Though a stern opposer of many of my principles, his manners were attentive, winning, and friendly. Being better acquainted with the town than I was, he undertook to procure me a neat and cheap apartment in his own neighbourhood, and in half an hour succeeded.

To this my effects were immediately removed. I was even too angry to comply with the forms of good breeding so far as to leave my compliments for the earl: I departed without ceremony, and retired to my chamber to contemplate my change of situation.

After mature consideration, the plan on which I determined was, immediately to publish the fourth letter of Themistocles, already written; to continue to write under the same signature; and in the continuation to expose the political profligacy of the earl.

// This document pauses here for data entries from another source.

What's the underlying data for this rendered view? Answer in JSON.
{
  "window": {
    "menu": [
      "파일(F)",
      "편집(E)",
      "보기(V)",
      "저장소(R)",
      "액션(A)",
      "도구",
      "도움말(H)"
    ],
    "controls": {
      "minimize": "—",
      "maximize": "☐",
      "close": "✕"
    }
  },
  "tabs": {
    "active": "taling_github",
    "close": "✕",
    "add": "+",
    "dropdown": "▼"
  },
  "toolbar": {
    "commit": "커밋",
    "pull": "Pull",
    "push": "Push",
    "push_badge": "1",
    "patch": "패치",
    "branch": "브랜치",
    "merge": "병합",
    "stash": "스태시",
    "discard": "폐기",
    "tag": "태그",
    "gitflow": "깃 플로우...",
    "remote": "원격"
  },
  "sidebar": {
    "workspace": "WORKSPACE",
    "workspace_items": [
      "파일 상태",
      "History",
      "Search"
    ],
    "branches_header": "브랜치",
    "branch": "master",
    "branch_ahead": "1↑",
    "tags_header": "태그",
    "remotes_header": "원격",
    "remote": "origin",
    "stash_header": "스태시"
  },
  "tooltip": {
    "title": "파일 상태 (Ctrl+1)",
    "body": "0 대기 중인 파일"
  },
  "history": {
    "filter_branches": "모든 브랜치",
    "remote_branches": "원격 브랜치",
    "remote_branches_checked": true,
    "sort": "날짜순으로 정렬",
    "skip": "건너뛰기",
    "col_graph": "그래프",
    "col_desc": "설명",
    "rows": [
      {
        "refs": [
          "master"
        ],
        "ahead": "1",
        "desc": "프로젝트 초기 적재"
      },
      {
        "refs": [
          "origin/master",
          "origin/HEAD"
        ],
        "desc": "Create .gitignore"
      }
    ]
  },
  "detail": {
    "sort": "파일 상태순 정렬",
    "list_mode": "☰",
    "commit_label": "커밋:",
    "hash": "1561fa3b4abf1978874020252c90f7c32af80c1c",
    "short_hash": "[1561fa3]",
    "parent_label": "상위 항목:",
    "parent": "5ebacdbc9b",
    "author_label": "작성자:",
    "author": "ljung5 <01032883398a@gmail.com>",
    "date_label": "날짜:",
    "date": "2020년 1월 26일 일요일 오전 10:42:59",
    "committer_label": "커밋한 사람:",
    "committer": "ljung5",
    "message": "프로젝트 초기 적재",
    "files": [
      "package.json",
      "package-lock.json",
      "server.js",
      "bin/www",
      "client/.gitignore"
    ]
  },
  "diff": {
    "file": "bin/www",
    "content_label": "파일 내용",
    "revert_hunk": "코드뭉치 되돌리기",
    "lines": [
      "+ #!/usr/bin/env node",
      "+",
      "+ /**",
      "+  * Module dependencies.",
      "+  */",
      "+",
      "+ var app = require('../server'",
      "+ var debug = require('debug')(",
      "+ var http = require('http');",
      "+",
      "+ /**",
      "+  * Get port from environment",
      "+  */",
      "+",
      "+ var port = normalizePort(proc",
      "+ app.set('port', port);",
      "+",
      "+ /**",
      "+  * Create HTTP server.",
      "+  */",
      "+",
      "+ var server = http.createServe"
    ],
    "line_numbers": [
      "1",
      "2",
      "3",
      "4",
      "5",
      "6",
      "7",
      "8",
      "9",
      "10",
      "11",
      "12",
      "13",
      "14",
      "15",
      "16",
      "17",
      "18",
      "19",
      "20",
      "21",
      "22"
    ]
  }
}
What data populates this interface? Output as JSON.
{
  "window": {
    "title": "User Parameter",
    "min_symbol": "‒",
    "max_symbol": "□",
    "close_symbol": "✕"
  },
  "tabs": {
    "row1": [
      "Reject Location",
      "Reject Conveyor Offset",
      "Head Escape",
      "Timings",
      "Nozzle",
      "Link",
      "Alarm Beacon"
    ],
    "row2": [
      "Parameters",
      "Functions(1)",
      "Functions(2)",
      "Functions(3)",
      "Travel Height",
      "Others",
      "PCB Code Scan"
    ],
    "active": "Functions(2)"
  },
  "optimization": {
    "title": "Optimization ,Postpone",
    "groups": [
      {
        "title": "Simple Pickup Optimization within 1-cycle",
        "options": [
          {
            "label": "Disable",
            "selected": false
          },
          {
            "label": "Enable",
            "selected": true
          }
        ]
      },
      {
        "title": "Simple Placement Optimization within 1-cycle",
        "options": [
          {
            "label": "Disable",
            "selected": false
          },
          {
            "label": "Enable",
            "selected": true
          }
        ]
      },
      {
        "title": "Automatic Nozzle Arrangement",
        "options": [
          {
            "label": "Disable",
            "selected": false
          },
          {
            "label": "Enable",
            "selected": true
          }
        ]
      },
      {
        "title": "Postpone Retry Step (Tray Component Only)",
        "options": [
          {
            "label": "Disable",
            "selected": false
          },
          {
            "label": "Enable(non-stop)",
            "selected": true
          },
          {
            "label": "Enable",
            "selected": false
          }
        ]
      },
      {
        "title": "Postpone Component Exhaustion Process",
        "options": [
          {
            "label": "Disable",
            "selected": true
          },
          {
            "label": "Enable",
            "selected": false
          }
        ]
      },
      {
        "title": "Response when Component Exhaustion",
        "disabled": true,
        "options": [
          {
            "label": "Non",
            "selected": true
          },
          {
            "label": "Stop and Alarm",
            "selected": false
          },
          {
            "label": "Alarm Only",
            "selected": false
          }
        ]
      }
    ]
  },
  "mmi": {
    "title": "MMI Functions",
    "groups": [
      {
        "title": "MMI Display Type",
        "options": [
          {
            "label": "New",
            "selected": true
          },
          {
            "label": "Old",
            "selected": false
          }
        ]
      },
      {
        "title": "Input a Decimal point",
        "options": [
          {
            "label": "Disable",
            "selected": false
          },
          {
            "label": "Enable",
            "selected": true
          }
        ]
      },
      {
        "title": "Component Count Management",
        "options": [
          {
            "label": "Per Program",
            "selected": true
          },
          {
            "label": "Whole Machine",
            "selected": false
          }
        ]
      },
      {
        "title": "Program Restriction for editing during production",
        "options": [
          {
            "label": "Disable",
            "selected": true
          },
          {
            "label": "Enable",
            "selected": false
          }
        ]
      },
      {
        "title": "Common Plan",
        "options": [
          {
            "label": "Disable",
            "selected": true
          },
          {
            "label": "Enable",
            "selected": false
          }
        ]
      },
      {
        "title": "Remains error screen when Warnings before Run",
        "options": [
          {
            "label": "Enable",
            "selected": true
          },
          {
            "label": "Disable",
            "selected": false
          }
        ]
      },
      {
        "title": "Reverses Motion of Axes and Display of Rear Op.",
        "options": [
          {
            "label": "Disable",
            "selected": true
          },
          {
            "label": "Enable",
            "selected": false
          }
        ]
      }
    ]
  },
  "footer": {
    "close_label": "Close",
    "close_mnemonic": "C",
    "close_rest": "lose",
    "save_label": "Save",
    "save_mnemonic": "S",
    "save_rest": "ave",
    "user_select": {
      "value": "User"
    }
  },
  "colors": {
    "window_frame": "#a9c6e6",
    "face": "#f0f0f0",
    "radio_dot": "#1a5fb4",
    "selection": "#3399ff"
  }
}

Themistocles was accordingly sent that very day.

I next intended accurately to revise my defence of the articles, as soon as I should recover the copy from the bishop; to turn the conversation with Turl occasionally on that subject, that I might refute his objections; and then to publish the work. For ordination I would apply elsewhere, being determined never to suffer pollution by the unholy touch of that prelate.

The next morning, my passions being calmed by sleep and I having reflected on what Turl had said, a sense of justice told me that I ought to visit Enoch at least once more; in which decision my curiosity concurred. I went, and found him at home, but dressing.